Les rideaux ne se ferment pas très bien. On doit tirer fort sur le tissu afin de cacher la lumière qui passe à travers de la petite fenêtre. Une trace de poussière est nettement visible sur le rebord de la fenêtre, cela me fait aussi remarquer la poussière sur les pieds de la chaise sur laquelle je suis assis.

Quelqu’un frappe à la porte, c’est Maria. Elle m’embrasse tendrement sur la joue et se dépêche d’aller dans la salle de bain en disant qu’elle a une surprise pour moi. Je m’assois sur le lit en attendant qu’elle sorte. Le lit grince.

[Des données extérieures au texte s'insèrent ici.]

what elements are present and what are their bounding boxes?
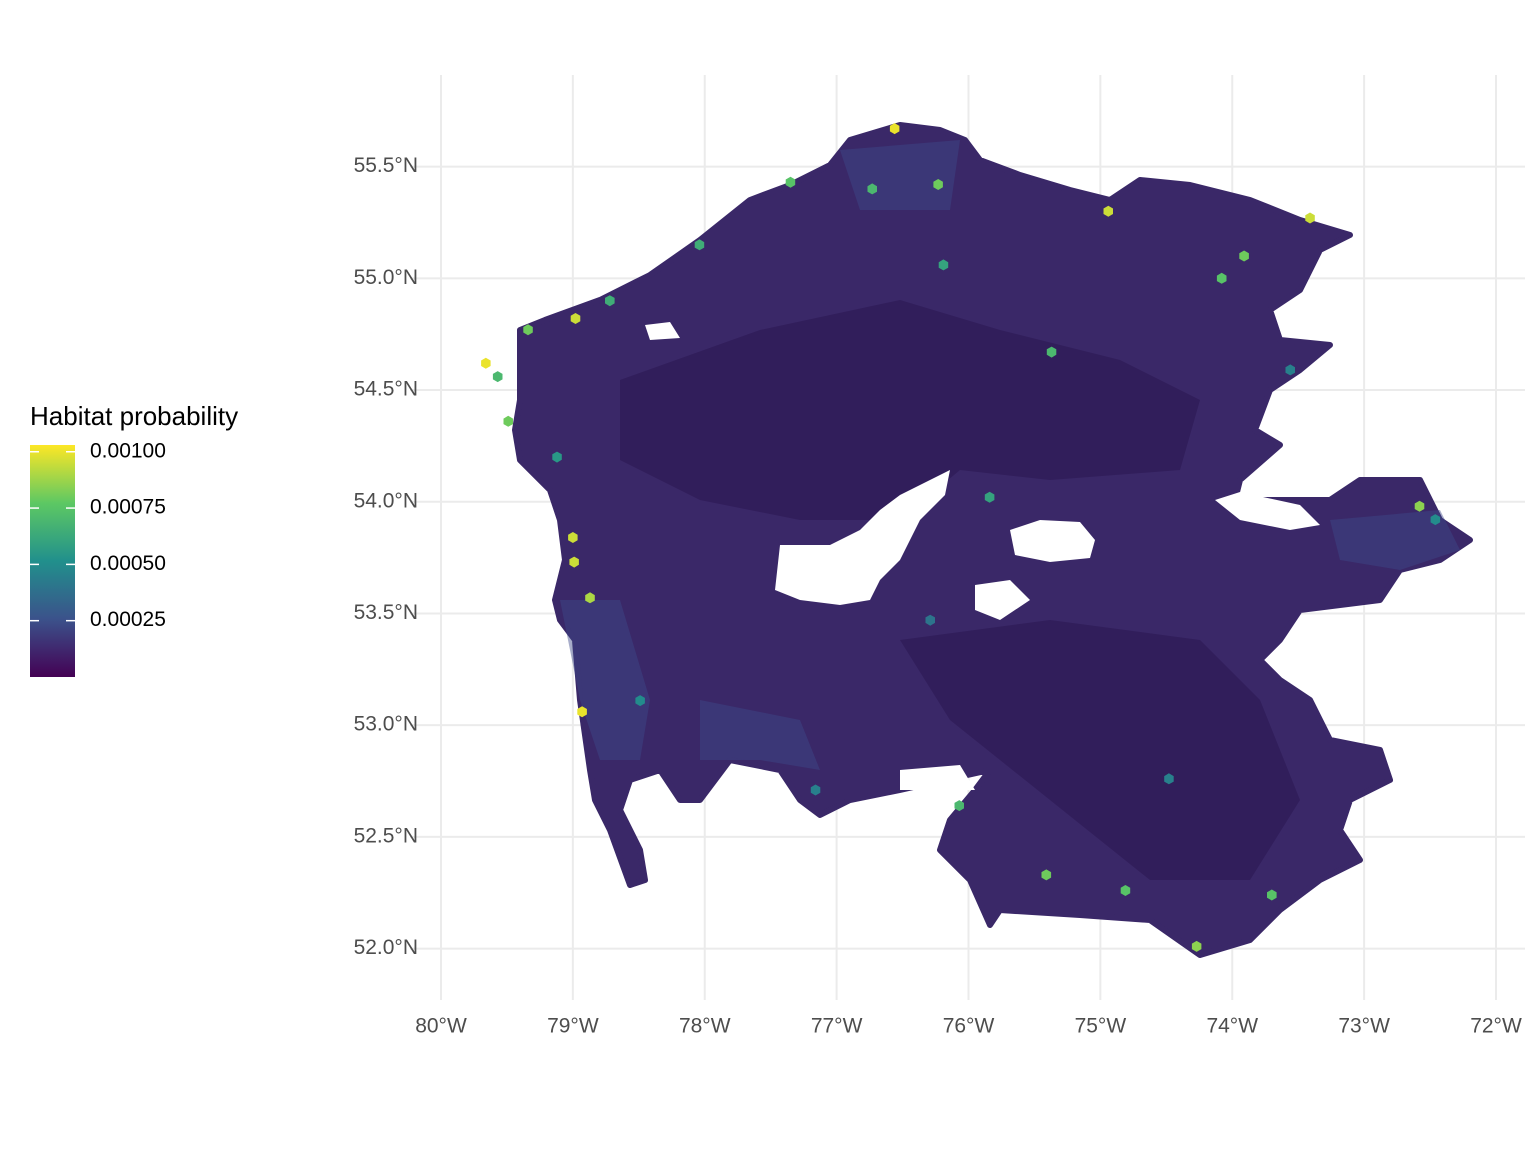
- lake: [645, 322, 1320, 790]
- region-shading: [620, 300, 1300, 880]
- x-tick-label: 72°W: [1470, 1015, 1522, 1038]
- hex-cell: [569, 556, 579, 568]
- region: [512, 122, 1473, 958]
- hex-cell: [1191, 940, 1202, 952]
- hex-cell: [785, 176, 796, 188]
- x-tick-label: 74°W: [1206, 1015, 1258, 1038]
- hex-cell: [570, 313, 581, 324]
- hex-cell: [523, 324, 533, 336]
- y-tick-label: 52.5°N: [354, 824, 418, 847]
- hex-cell: [867, 183, 877, 195]
- hex-cell: [1430, 514, 1441, 526]
- hex-cell: [481, 357, 491, 369]
- colorbar: [30, 445, 75, 677]
- colorbar-label: 0.00075: [90, 496, 166, 519]
- x-tick-label: 80°W: [415, 1015, 467, 1038]
- y-tick-label: 55.0°N: [354, 266, 418, 289]
- y-tick-label: 52.0°N: [354, 936, 418, 959]
- hex-cell: [1414, 500, 1425, 512]
- hex-cell: [1267, 889, 1277, 901]
- hex-cell: [503, 415, 513, 427]
- y-tick-label: 53.0°N: [354, 713, 418, 736]
- hex-cell: [577, 706, 587, 718]
- hex-cell: [1164, 773, 1174, 785]
- hex-cell: [694, 239, 705, 251]
- colorbar-label: 0.00050: [90, 552, 166, 575]
- hex-cell: [889, 123, 900, 135]
- hex-cell: [954, 800, 964, 812]
- y-tick-label: 54.5°N: [354, 378, 418, 401]
- hex-cell: [1103, 205, 1113, 217]
- hex-cell: [1216, 272, 1227, 284]
- x-tick-label: 77°W: [811, 1015, 863, 1038]
- hex-cell: [492, 371, 503, 383]
- x-tick-label: 78°W: [679, 1015, 731, 1038]
- hex-cell: [925, 614, 935, 626]
- hex-cell: [1046, 346, 1057, 358]
- hex-cell: [1305, 212, 1315, 224]
- x-tick-label: 75°W: [1075, 1015, 1127, 1038]
- y-tick-label: 53.5°N: [354, 601, 418, 624]
- y-tick-label: 55.5°N: [354, 154, 418, 177]
- hex-cell: [585, 592, 595, 604]
- hex-cell: [568, 532, 578, 543]
- colorbar-label: 0.00100: [90, 439, 166, 462]
- hex-cell: [1285, 364, 1295, 376]
- hex-cell: [1120, 885, 1131, 896]
- hex-cell: [635, 695, 645, 707]
- hex-cell: [1041, 869, 1052, 881]
- colorbar-label: 0.00025: [90, 608, 166, 631]
- legend-title: Habitat probability: [30, 401, 238, 431]
- region-shape: [512, 122, 1473, 958]
- y-tick-label: 54.0°N: [354, 489, 418, 512]
- x-tick-label: 79°W: [547, 1015, 599, 1038]
- hex-cell: [552, 451, 562, 463]
- hex-cell: [605, 295, 615, 307]
- hex-cell: [984, 491, 995, 503]
- x-tick-label: 76°W: [943, 1015, 995, 1038]
- hex-cell: [810, 784, 821, 796]
- x-tick-label: 73°W: [1338, 1015, 1390, 1038]
- hex-cell: [938, 259, 949, 271]
- hex-cell: [933, 179, 943, 190]
- hex-cell: [1239, 250, 1249, 262]
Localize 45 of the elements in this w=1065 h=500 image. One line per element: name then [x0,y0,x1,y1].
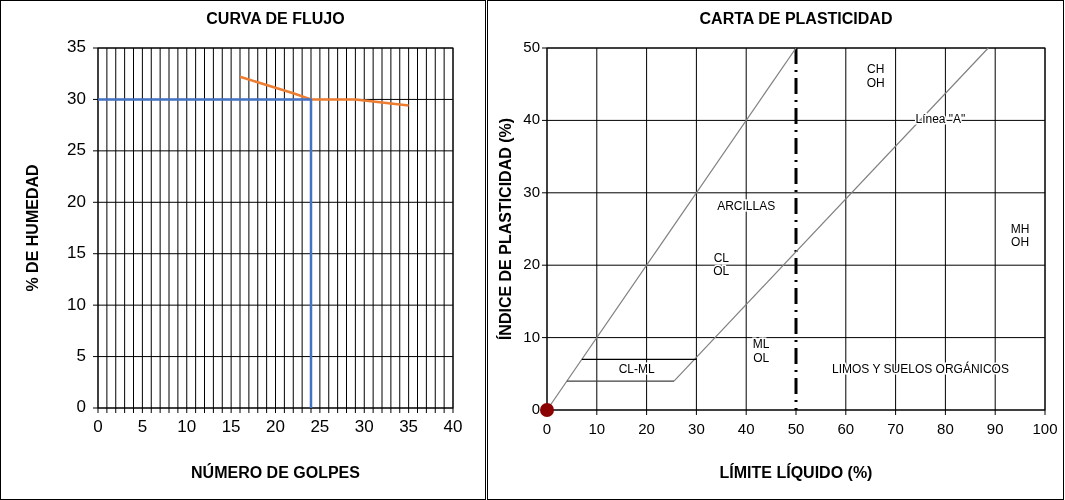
x-tick-label: 0 [542,420,552,437]
y-tick-label: 25 [67,140,86,160]
x-tick-label: 10 [177,417,197,436]
y-axis-title: % DE HUMEDAD [24,164,41,292]
x-tick-label: 50 [787,420,805,437]
y-tick-label: 15 [67,243,86,263]
y-tick-label: 10 [67,294,86,314]
x-tick-label: 80 [937,420,954,437]
annotation: ML OL [752,337,770,365]
y-tick-label: 0 [76,397,86,417]
x-tick-label: 25 [310,417,330,436]
line-series [238,75,410,107]
x-tick-label: 5 [137,417,148,436]
x-tick-label: 10 [588,420,606,437]
x-axis-title: LÍMITE LÍQUIDO (%) [719,463,873,481]
x-tick-label: 15 [221,417,241,436]
y-tick-label: 5 [76,346,86,366]
annotation: MH OH [1010,221,1030,250]
y-tick-label: 10 [523,327,540,345]
y-tick-label: 35 [67,37,86,57]
x-tick-label: 20 [266,417,285,436]
x-tick-label: 70 [887,420,904,437]
chart-title: CURVA DE FLUJO [206,10,345,27]
y-tick-label: 40 [523,110,540,128]
x-tick-label: 0 [93,417,103,436]
x-tick-label: 20 [638,420,655,437]
y-tick-label: 20 [67,191,86,211]
y-tick-label: 0 [531,399,540,417]
y-tick-label: 30 [67,88,86,108]
x-axis-title: NÚMERO DE GOLPES [191,463,361,481]
x-tick-label: 30 [688,420,705,437]
annotation: CL OL [713,250,730,278]
x-tick-label: 100 [1032,420,1058,437]
annotation: CH OH [866,62,885,90]
x-tick-label: 60 [837,420,855,437]
y-tick-label: 30 [523,182,540,200]
x-tick-label: 40 [443,417,463,436]
x-tick-label: 40 [737,420,755,437]
y-axis-title: ÍNDICE DE PLASTICIDAD (%) [496,117,514,341]
x-tick-label: 35 [399,417,419,436]
chart-title: CARTA DE PLASTICIDAD [699,10,893,27]
x-tick-label: 30 [354,417,374,436]
x-tick-label: 90 [986,420,1004,437]
y-tick-label: 50 [523,37,540,55]
y-tick-label: 20 [523,255,540,273]
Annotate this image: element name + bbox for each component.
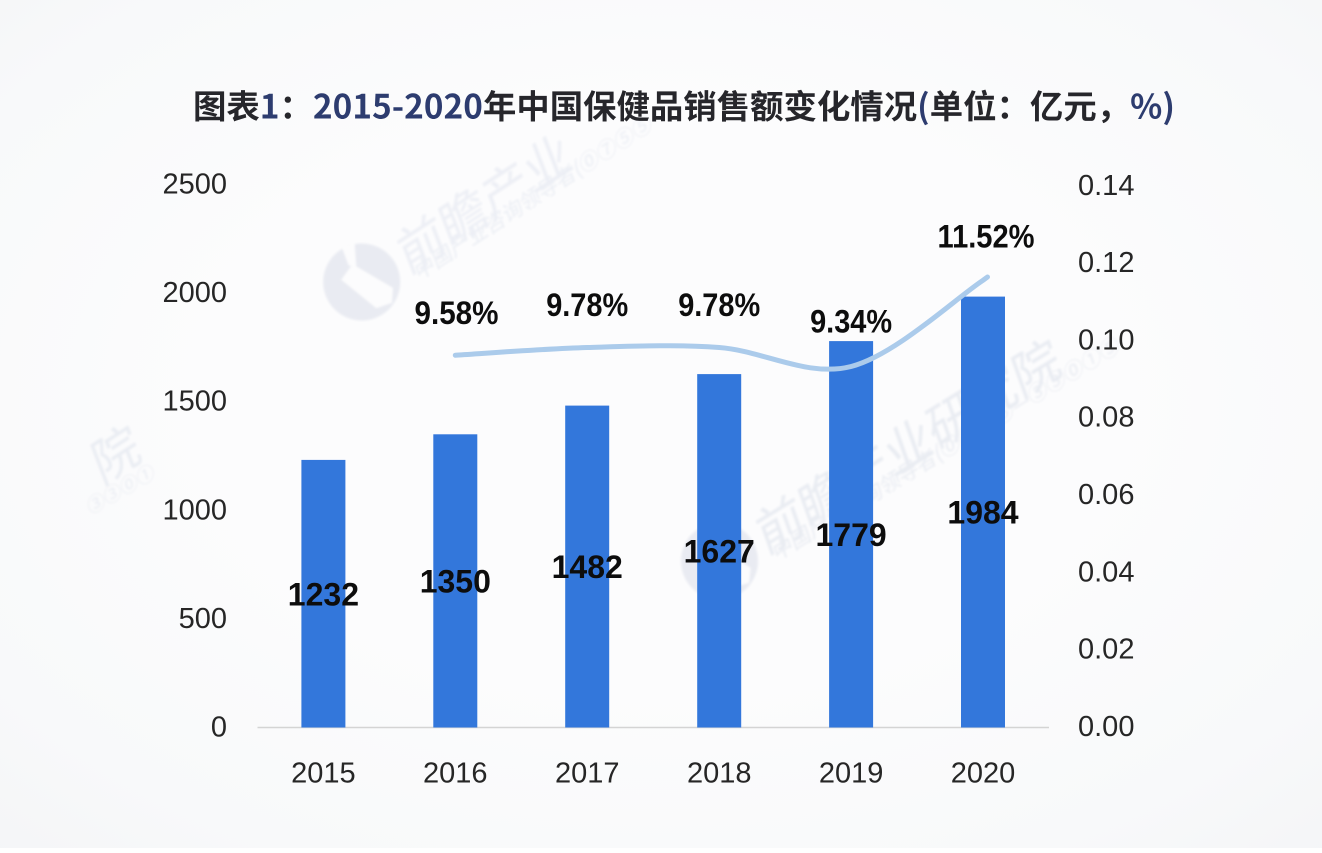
svg-text:11.52%: 11.52% (938, 219, 1035, 255)
svg-text:2020: 2020 (951, 757, 1016, 789)
svg-text:2015: 2015 (291, 757, 356, 789)
svg-text:9.78%: 9.78% (678, 287, 760, 323)
svg-text:0.00: 0.00 (1078, 711, 1134, 743)
svg-text:2000: 2000 (162, 277, 227, 309)
svg-text:2016: 2016 (423, 757, 488, 789)
svg-text:1482: 1482 (552, 549, 623, 585)
svg-text:1779: 1779 (816, 517, 887, 553)
svg-text:1000: 1000 (162, 494, 227, 526)
svg-text:0.12: 0.12 (1078, 247, 1134, 279)
svg-text:0.08: 0.08 (1078, 402, 1134, 434)
svg-text:0.02: 0.02 (1078, 634, 1134, 666)
svg-text:0.14: 0.14 (1078, 170, 1134, 202)
svg-text:500: 500 (179, 603, 227, 635)
svg-text:9.34%: 9.34% (810, 304, 892, 340)
svg-text:0.04: 0.04 (1078, 556, 1134, 588)
svg-text:1232: 1232 (288, 576, 359, 612)
svg-text:0: 0 (211, 711, 227, 743)
svg-text:1984: 1984 (947, 495, 1018, 531)
svg-text:2019: 2019 (819, 757, 884, 789)
svg-text:9.58%: 9.58% (415, 295, 499, 331)
svg-text:0.10: 0.10 (1078, 324, 1134, 356)
svg-text:2500: 2500 (162, 169, 227, 201)
svg-text:2017: 2017 (555, 757, 620, 789)
svg-text:1350: 1350 (420, 564, 491, 600)
svg-text:2018: 2018 (687, 757, 752, 789)
svg-text:1500: 1500 (162, 386, 227, 418)
svg-text:1627: 1627 (684, 533, 755, 569)
svg-text:0.06: 0.06 (1078, 479, 1134, 511)
svg-text:9.78%: 9.78% (546, 287, 628, 323)
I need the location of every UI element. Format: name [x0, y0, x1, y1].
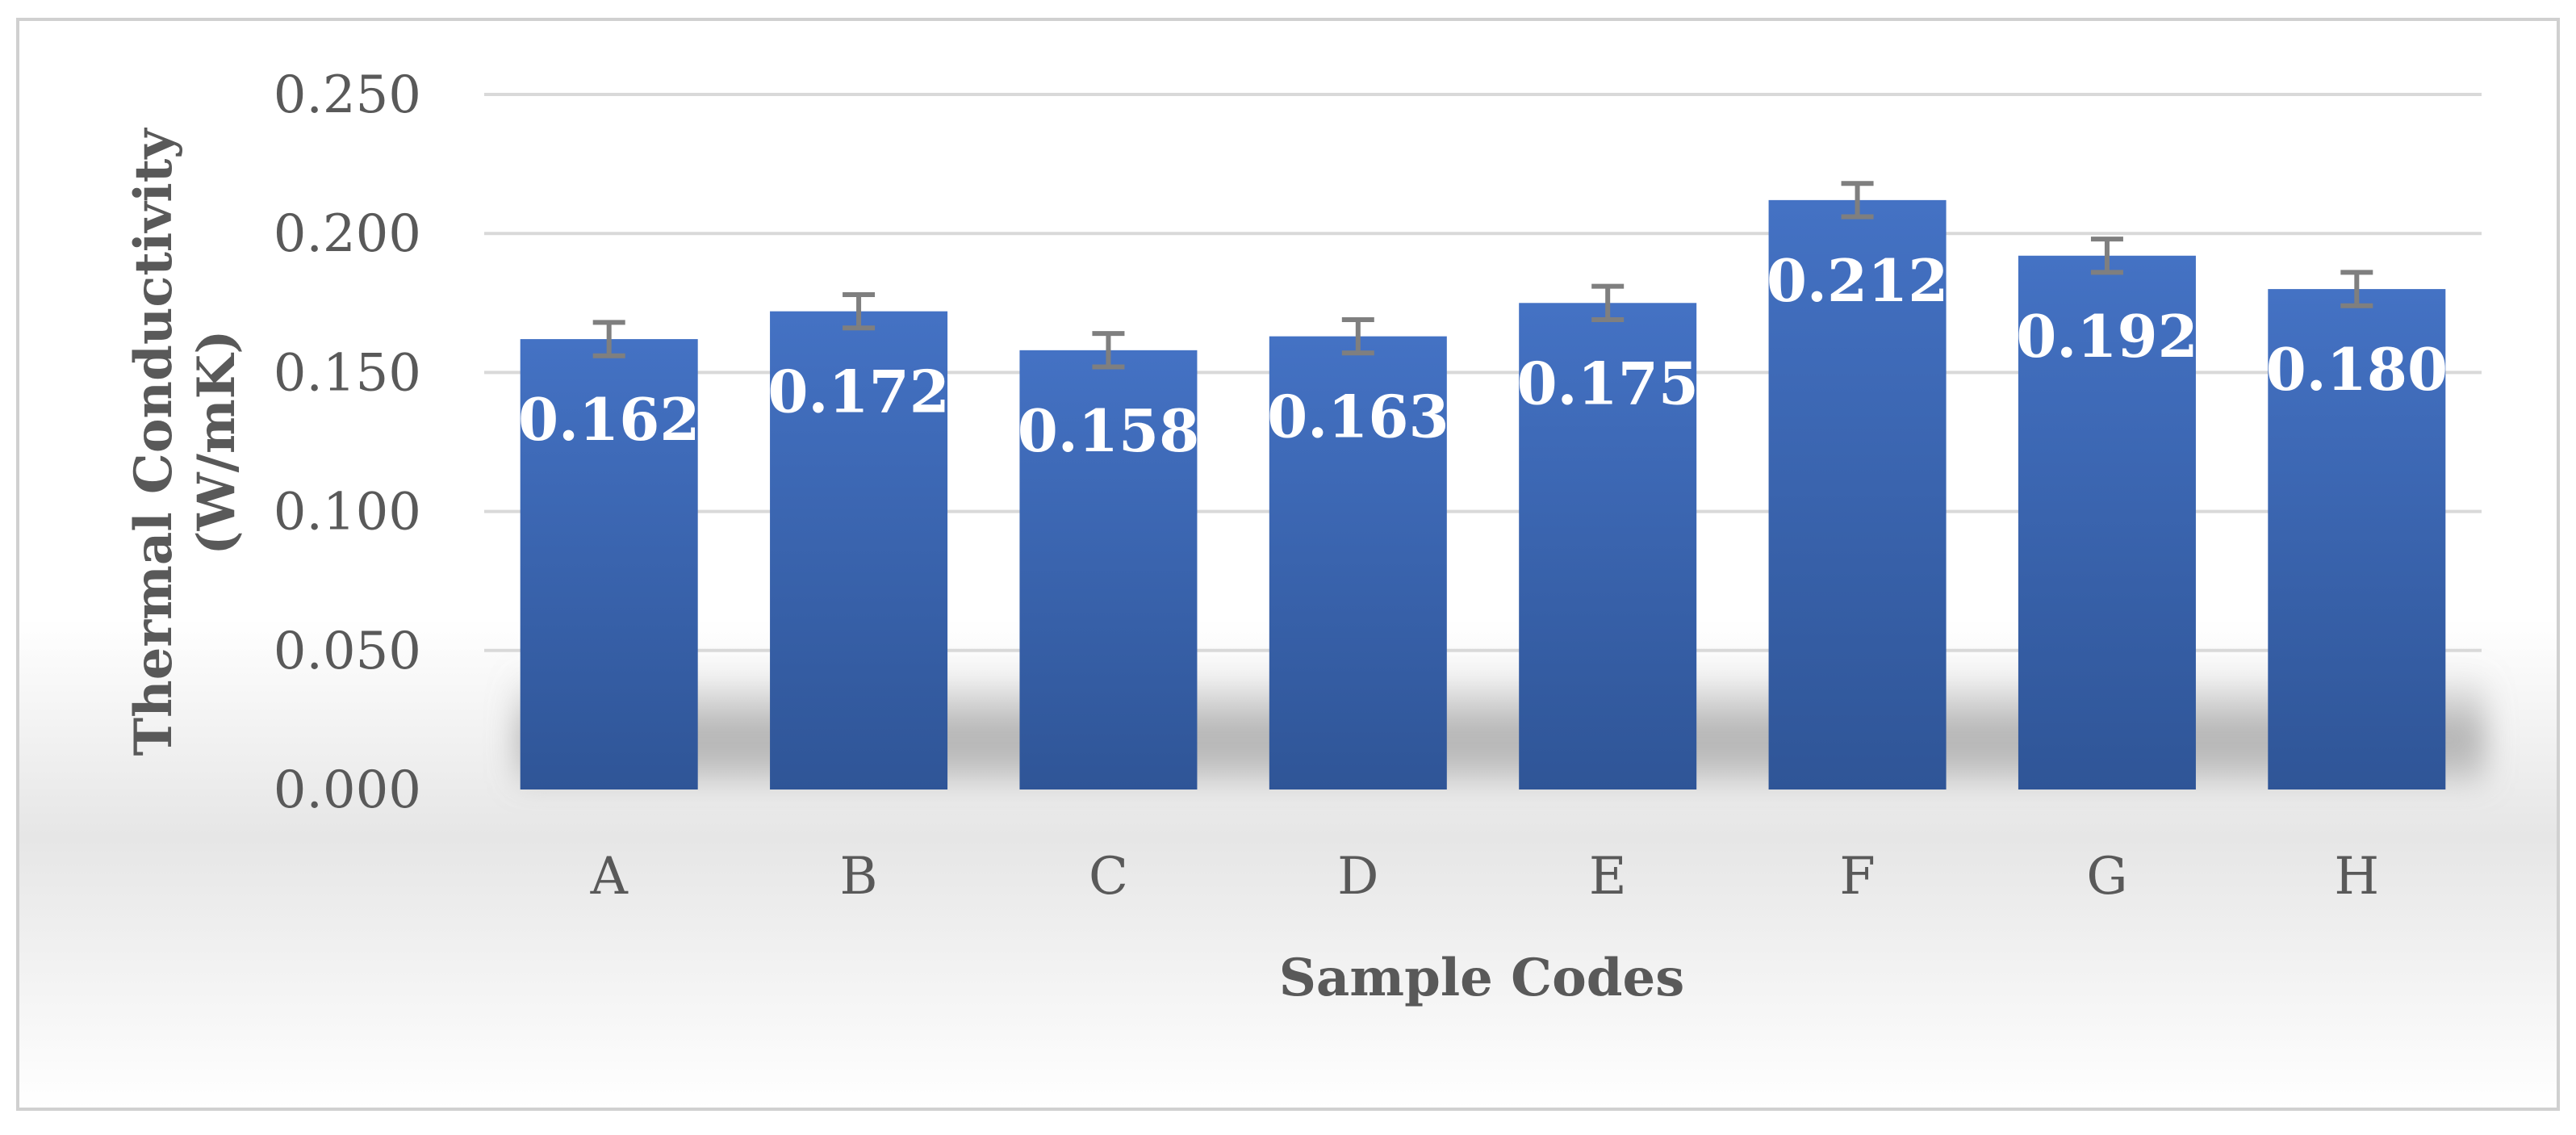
x-tick-label-A: A — [590, 847, 629, 907]
y-axis-title: Thermal Conductivity (W/mK) — [123, 128, 247, 756]
x-tick-label-E: E — [1589, 847, 1627, 907]
data-label-H: 0.180 — [2266, 335, 2448, 404]
bar-D — [1269, 336, 1447, 789]
y-axis-title-line2: (W/mK) — [186, 329, 247, 555]
error-bar-H — [2340, 270, 2373, 308]
bar-F — [1768, 199, 1947, 789]
y-tick-label: 0.250 — [274, 65, 421, 125]
y-axis-ticks: 0.000 0.050 0.100 0.150 0.200 0.250 — [274, 65, 421, 820]
data-label-G: 0.192 — [2016, 302, 2198, 371]
error-bar-D — [1341, 316, 1374, 356]
bar-E — [1519, 303, 1697, 789]
data-labels: 0.162 0.172 0.158 0.163 0.175 0.212 0.192 0.180 — [518, 246, 2448, 465]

J’aperçois une tache bleue sur le mur que je n’avais pas vu avant. Je me demande ce qui a pu laisser une tache bleu clair sur ce mur, peut-être des bottes en cuir bleues qui auraient frotté contre le mur ou un bout de bois bleu qu’un client aurait apporté. Je sens aussi la bosse sur le matelas, comme si quelqu’un avait dormi que sur le côté droit pendant longtemps.

Maria sort de la salle de bain, elle porte une tenue rouge, des bas noirs jusqu’à mi-cuisse surmontés d’une dentelle rouge, un porte-jarretelle de la même couleur tient les bas. J’aperçois un bout de l’étiquète de son string qui me montre qu’elle venait d’acheter cet ensemble à Manor de la marque Madison. C’est une taille M. Il y a déjà une petite figure sur ses bas. Je remarque aussi un grain de beauté au niveau de sa cuisse gauche. Son string en dentelle était ouvert au niveau du sexe. Elle grimpe sur mes genoux et m’enlève ma chemise. Elle doit peser dans les 60 kilos. Sa peau est très douce et sent la vanille. Je la renverse sur le lit. Je la baise. Je me rhabille. Je prends le train de 21 heures.